CVE-2026-54769

Langroid · Langroid

Langroid versions prior to 0.65.2 contain a sandbox escape vulnerability in its TableChatAgent and VectorStore capabilities, allowing unauthenticated Remote Code Execution via malicious LLM prompts.

Executive summary

A critical sandbox escape and remote code execution vulnerability exists in the Langroid framework, enabling unauthenticated attackers to execute arbitrary code on the host system.

Vulnerability

The vulnerability stems from an incomplete sanitization of Python's execution environment during eval() calls. By failing to scrub __builtins__ from the global dictionary, the framework allows LLM-generated tool messages to bypass sandbox restrictions and gain access to sensitive functions such as os.system(), resulting in unauthenticated RCE.

Business impact

This vulnerability carries a CVSS score of 10.0, indicating the highest possible severity. An attacker can achieve complete control over the host system, facilitating data theft, ransomware deployment, or total system destruction. The unauthenticated nature of the attack vector makes this highly attractive to threat actors targeting AI-integrated infrastructure.

Remediation

Immediate Action: Upgrade the Langroid framework to version 0.65.2 or later immediately.

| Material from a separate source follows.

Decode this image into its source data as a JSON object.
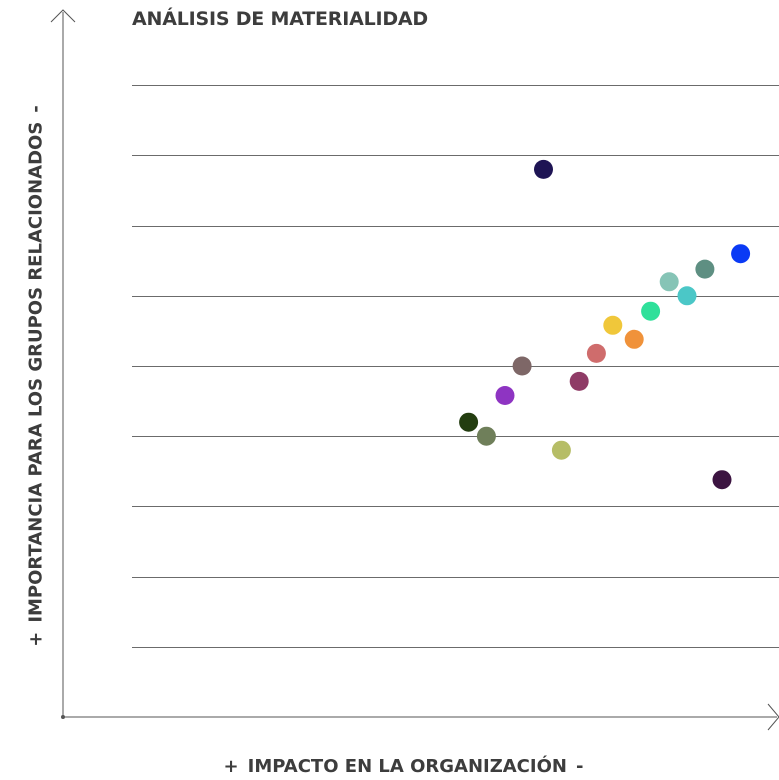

Proactive Monitoring: Monitor application logs for anomalous system calls or unexpected process execution patterns originating from the Langroid framework.

Compensating Controls: Deploy a Web Application Firewall (WAF) or input validation layer to inspect and sanitize prompts before they are processed by the LLM agents, though this is not a substitute for patching.

Exploitation status

Public Exploit Available: False

Analyst recommendation

The critical nature of this vulnerability, combined with the ease of exploitation, necessitates an immediate update to version 0.65.2. Organizations utilizing Langroid to process external LLM inputs must prioritize this remediation to prevent full system compromise.